General Etiquette > All In A Day's Work

Poster presentation etiquette

(1/3) > >>

Here's a topic I haven't seen on here. So I work in science, and a couple times a year I go to scientific conferences for professional development, paid for by my boss. I always take a poster I've made that explains my project. The conferences have a big hall where everyone hangs up their posters in numbered spots and attendees can look them over. There's a couple hours set aside when people are specifically supposed to be standing by their posters to answer questions from other interested attendees.

I've been to over a dozen conferences but at the last one, I had the rudest person I've ever encountered. Now I'm worried that I will see this specific person again at the next conference, or someone like her, and I'm wondering what kinds of things I can politely say to her. I'm honestly not sure if there is a polite way to say, "Leave me alone now," during a stated poster session, when the purpose is to talk with other people about your project; unless maybe someone else comes along, and you can be like, "Nice chatting with you, but I want to give this other person the chance to ask me questions."

She started out nice, interested, asking a lot of questions, which is good. Her specialty was one particular thing, which accounted for about 10% of my project and was largely done by collaborators (not me). I explained this to her but tried to answer her questions about it anyway, and I thought I answered them pretty well; I also encouraged her to contact my boss if she wanted to know more (which is what my boss says to tell people). Then she started asking such nitty-gritty detailed questions that I'm not sure my boss even could have answered them, and getting frustrated when I couldn't answer them.

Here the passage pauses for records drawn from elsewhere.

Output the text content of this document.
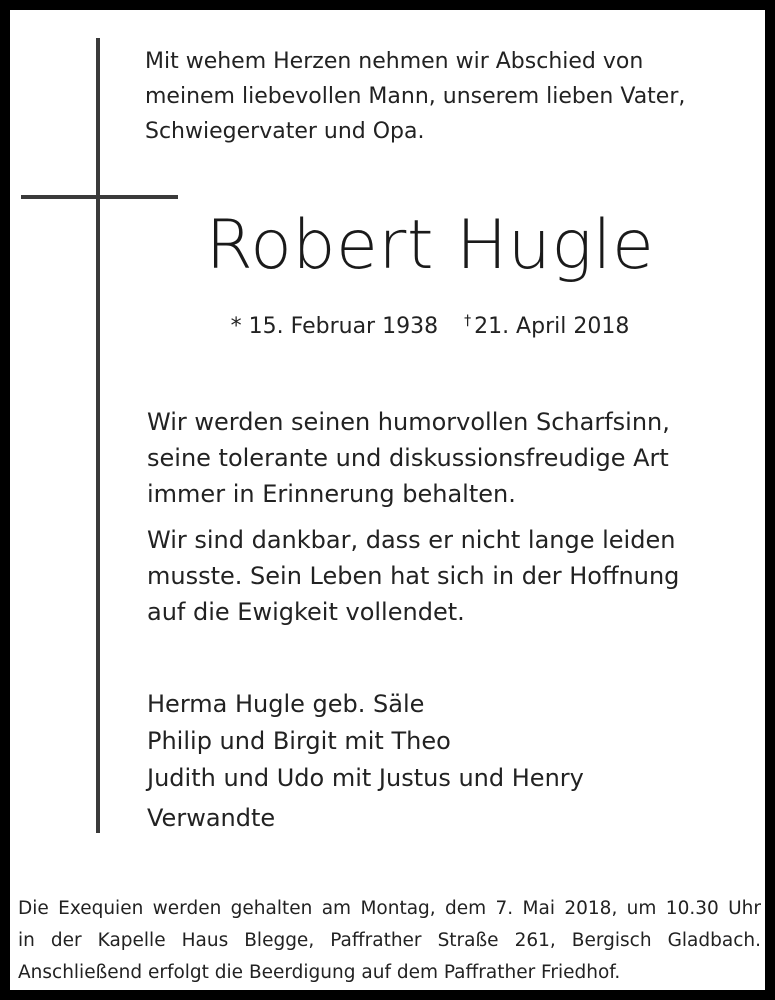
Mit wehem Herzen nehmen wir Abschied von
meinem liebevollen Mann, unserem lieben Vater,
Schwiegervater und Opa.
Robert Hugle
* 15. Februar 1938 † 21. April 2018

Wir werden seinen humorvollen Scharfsinn,
seine tolerante und diskussionsfreudige Art
immer in Erinnerung behalten.

Wir sind dankbar, dass er nicht lange leiden
musste. Sein Leben hat sich in der Hoffnung
auf die Ewigkeit vollendet.

Herma Hugle geb. Säle
Philip und Birgit mit Theo
Judith und Udo mit Justus und Henry
Verwandte
Die Exequien werden gehalten am Montag, dem 7. Mai 2018, um 10.30 Uhr
in der Kapelle Haus Blegge, Paffrather Straße 261, Bergisch Gladbach.
Anschließend erfolgt die Beerdigung auf dem Paffrather Friedhof.
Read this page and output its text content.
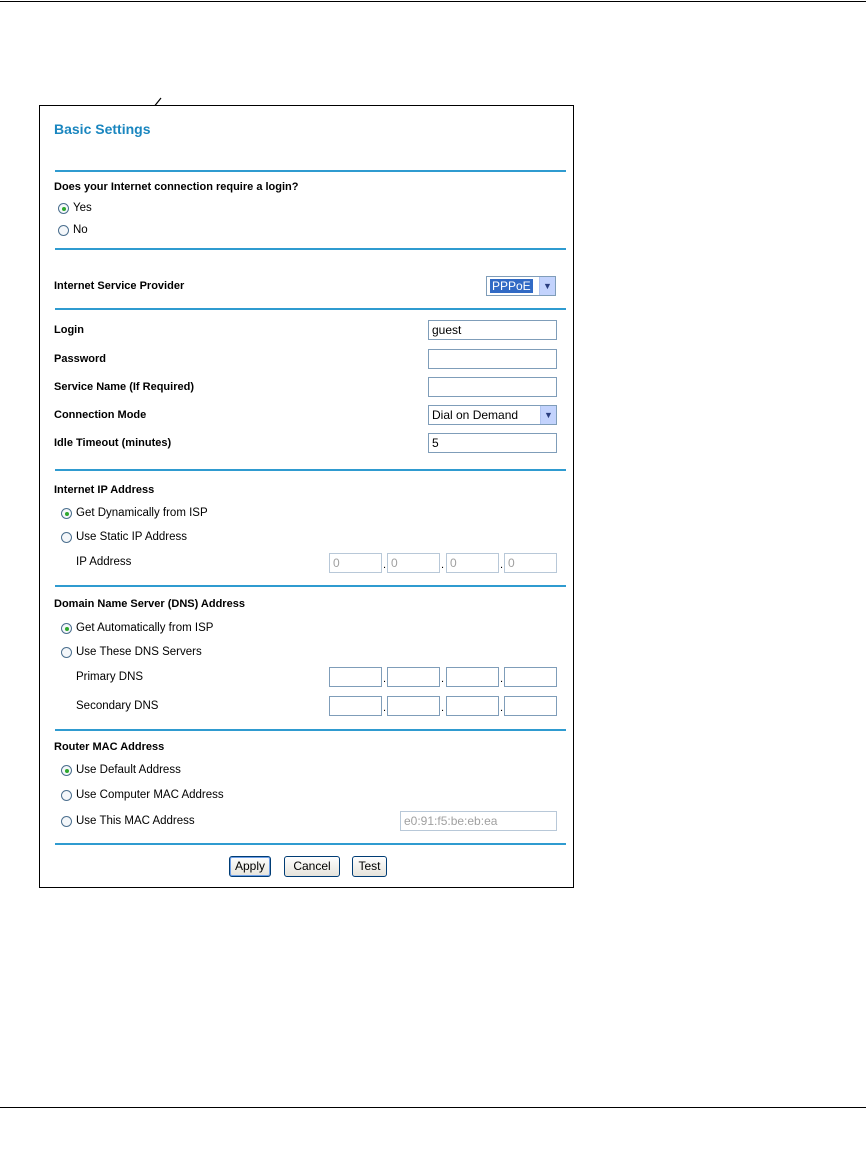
Basic Settings
Does your Internet connection require a login?
Yes
No
Internet Service Provider	PPPoE	▼
Login	guest
Password
Service Name (If Required)
Connection Mode	Dial on Demand	▼
Idle Timeout (minutes)	5
Internet IP Address
Get Dynamically from ISP
Use Static IP Address
IP Address	0	. 0	. 0	. 0
Domain Name Server (DNS) Address
Get Automatically from ISP
Use These DNS Servers
Primary DNS	.	.	.
Secondary DNS	.	.	.
Router MAC Address
Use Default Address
Use Computer MAC Address
Use This MAC Address	e0:91:f5:be:eb:ea
Apply	Cancel	Test
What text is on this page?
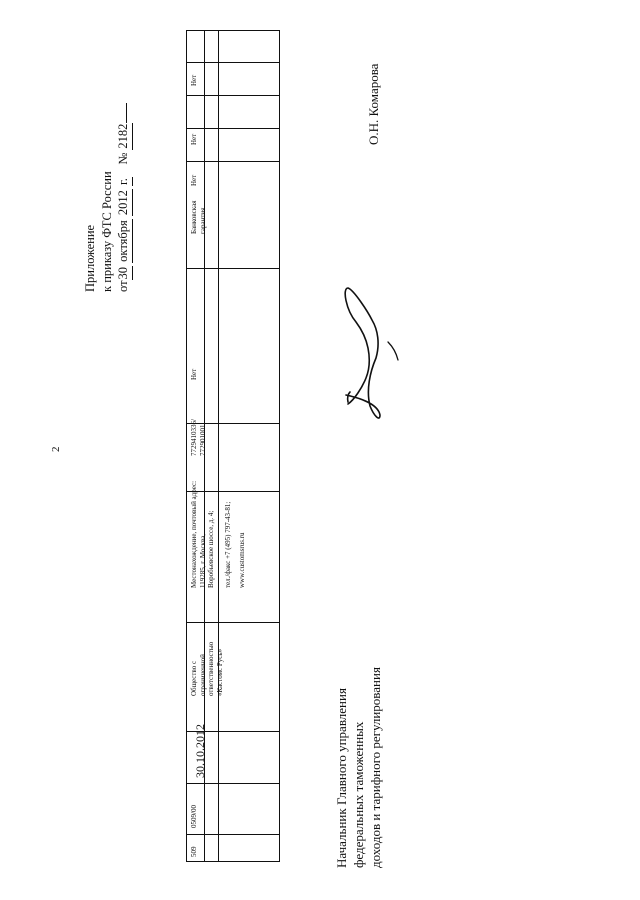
2
Приложение к приказу ФТС России от30 октября 2012 г.    № 2182
509
0509/00
30.10.2012
Общество с ограниченной ответственностью «Кастомс Русь»
Местонахождение, почтовый адрес: 119285, г. Москва, Воробьевское шоссе, д. 4; тел./факс +7 (495) 797-43-81; www.customsrus.ru
7729410336/ 772901001
Нет
Банковская гарантия
Нет
Нет
Нет
Начальник Главного управления федеральных таможенных доходов и тарифного регулирования
О.Н. Комарова
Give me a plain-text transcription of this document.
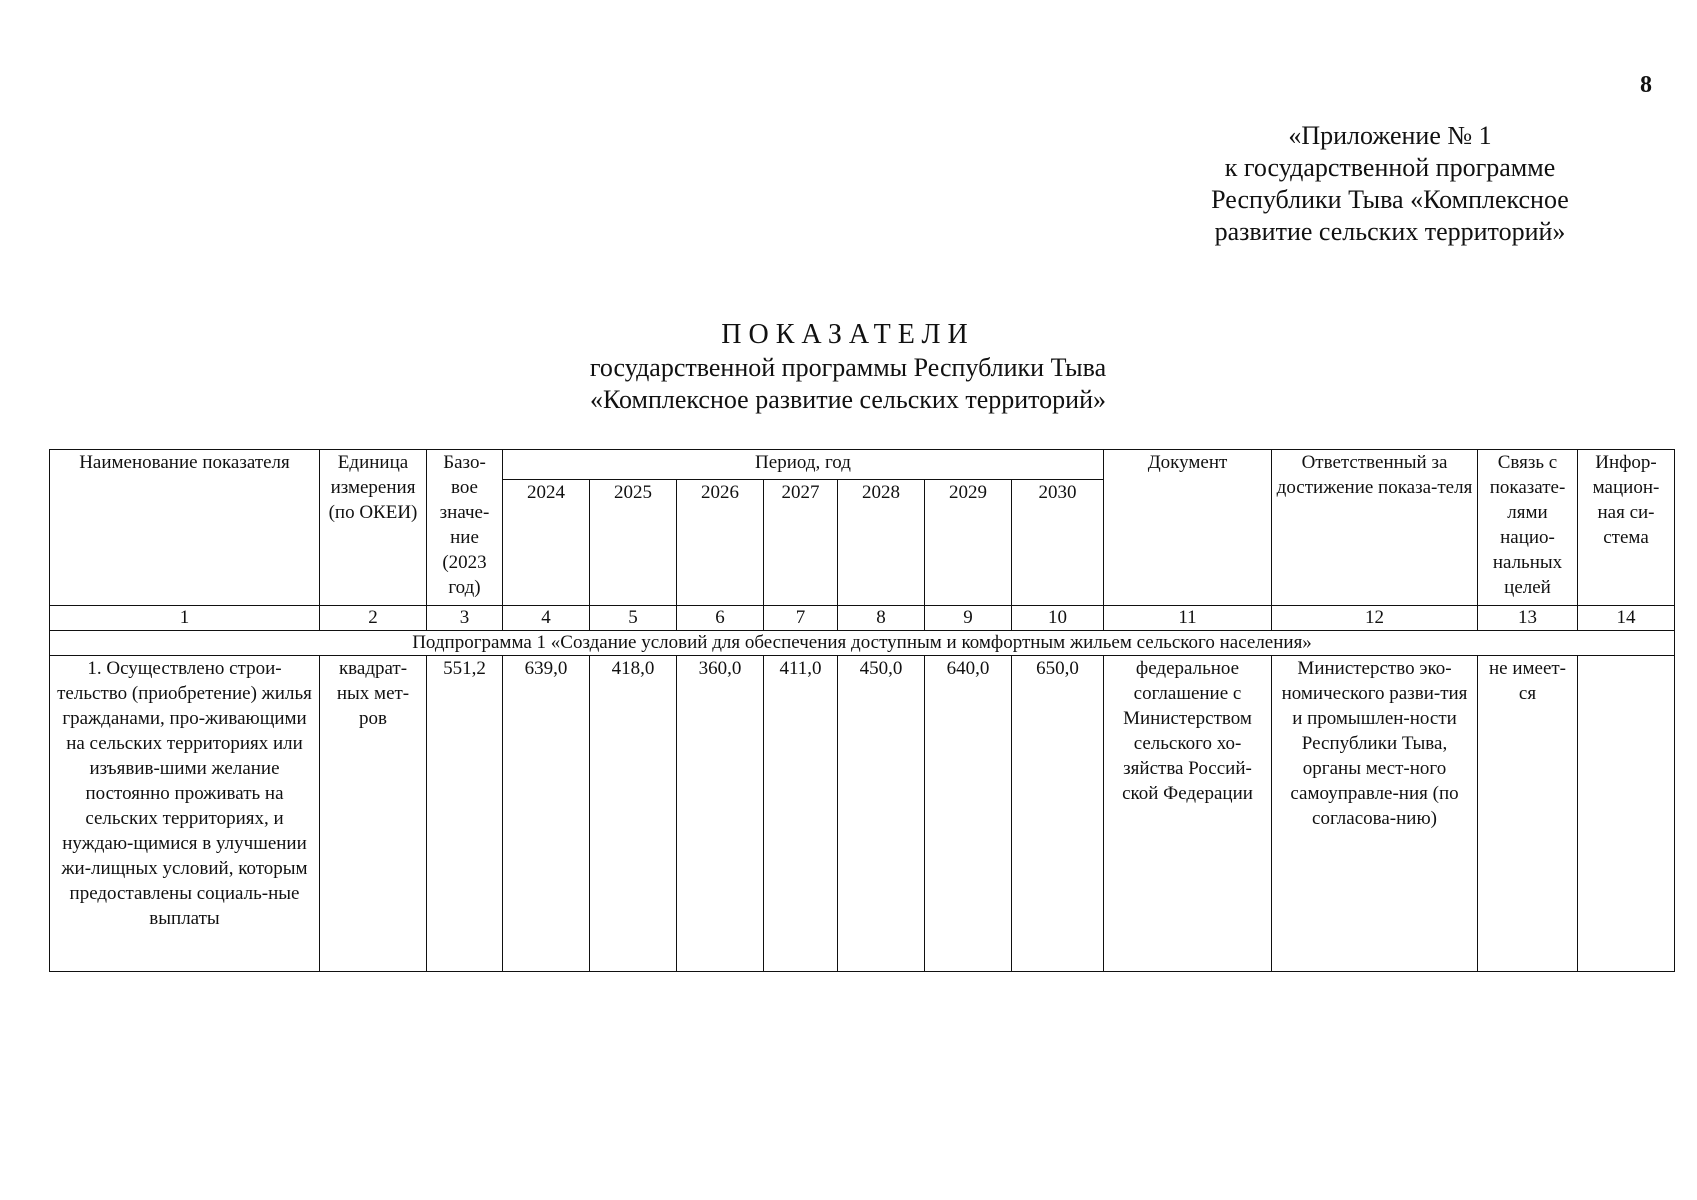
8
«Приложение № 1
к государственной программе
Республики Тыва «Комплексное
развитие сельских территорий»
ПОКАЗАТЕЛИ
государственной программы Республики Тыва
«Комплексное развитие сельских территорий»
Наименование показателя	Единица измерения (по ОКЕИ)	Базо-вое значе-ние (2023 год)	Период, год							Документ	Ответственный за достижение показа-теля	Связь с показате-лями нацио-нальных целей	Инфор-мацион-ная си-стема
			2024	2025	2026	2027	2028	2029	2030				
1	2	3	4	5	6	7	8	9	10	11	12	13	14
Подпрограмма 1 «Создание условий для обеспечения доступным и комфортным жильем сельского населения»													
1. Осуществлено строи-тельство (приобретение) жилья гражданами, про-живающими на сельских территориях или изъявив-шими желание постоянно проживать на сельских территориях, и нуждаю-щимися в улучшении жи-лищных условий, которым предоставлены социаль-ные выплаты	квадрат-ных мет-ров	551,2	639,0	418,0	360,0	411,0	450,0	640,0	650,0	федеральное соглашение с Министерством сельского хо-зяйства Россий-ской Федерации	Министерство эко-номического разви-тия и промышлен-ности Республики Тыва, органы мест-ного самоуправле-ния (по согласова-нию)	не имеет-ся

Then there was some confusion about the terminology she was using--she was like, "What did you do about X?" and I said, "Oh, we did Y and Z," and she was like, "That doesn't make sense. What did you do about X?" Then I said, "Hmm, I guess I'm not sure what you mean by X then, could you explain it to me?" And she got all huffy and was like, "X is X! You know? It's X! What did you do about it?"

It all seemed to boil down to the fact that she didn't like our method because it wasn't what she would have done, even though we followed the method of a leader in the field (as I pointed out). Keep in mind this is all just about 10% of my project, which she had interrupted my overview speech to focus on. Then, when it became obvious to her that I wasn't able to tell her what she wanted to hear, she said in a patronizing tone, "Well, why don't you tell me about the parts of this project you actually did," suggesting that because I wasn't an expert on the 10% she was interested in, I actually hadn't done anything at all.  >:(

I just kept a smile plastered on my face and suggested, about a dozen times, that she take her questions to my boss. But I was pretty upset afterwards.

For what it's worth: there was no language barrier (which sometimes causes difficulty in understanding and tone) and she was about my age, maybe a bit younger. She told me she had just finished her advanced degree and was starting her post-degree job, and her boss had been nice enough to let her come to this conference even though she was brand-new. Also, there was no one else around that she seemed aware of (like, someone she was trying to impress).

If someone wants to engage in a topic that is not relevant to your subject, just keep repeating: "I'm not the appropriate person to discuss this topic with.  You might want to find someone else here at the conference that focuses on that subject.". Follow up with, "As I said, that is not the subject I'm here to discuss.". And then "I'm sorry, I don't understand why you are so determined to discuss this with me.  I've stated it is not relevant to what I'm presenting."

And then physically turn away from her/him. 

It' s been great talking to you. I need to go check out a poster. I'll talk with you later. Are you presenting here?

Then take off for five .minutes and then return.

In my experience, a little butt kissing does wonders.

"Wow, that's a really valid point. I'll have to discuss that with my co-authors once the conference is over."

If they feel like they've pointed out a hole in your project and you have to go home and fix it, then they've won and they can leave you alone. And then you've won, because they've left you alone.

Or just start asking about her research. No one can resist that, and then you can say, "Oh did you get a chance to look at all of the other posters? I think I saw one that is right in line with your ideas."

I've presented about 30 years of posters and talks by now.  There are some that won't be satisfied with whatever answer you give.  So listen to what they say, give them credence and ignore when they walk away.  There are a fewer people who early in my career who used to do this to me, but once I let them know I know my stuff, then they backed off.  I don't think i have been challenged during a presentation in over 10 years now because they know that I don't trip up. 

However, I will give you one of my pet peeves.  I want to know information about a poster and will ask what method is used and the sensitivity of the method.  Many times, a get the 'deer in the headlight' look and the poster presenter says...'well, I didn't do that so I don't know'.  As far as I am concerned, if something is on the poster, it is fair game and the presenter should be schooled in how they got the data that they are presenting....even if it is only 10% of the poster.

For Deetee, in a scheduled poster session, you cannot take off and leave your poster during a scheduled poster presentation.  You have to stand in front of the poster for the 90 minutes and be 'on' for everyone and anyone who comes by. 

Another really don't want to blow off or be rude to anyone.  Scientific fields are incredibly small and everyone knows everyone.  That would be the best way to burn bridges that you may find yourself needing in a couple of years.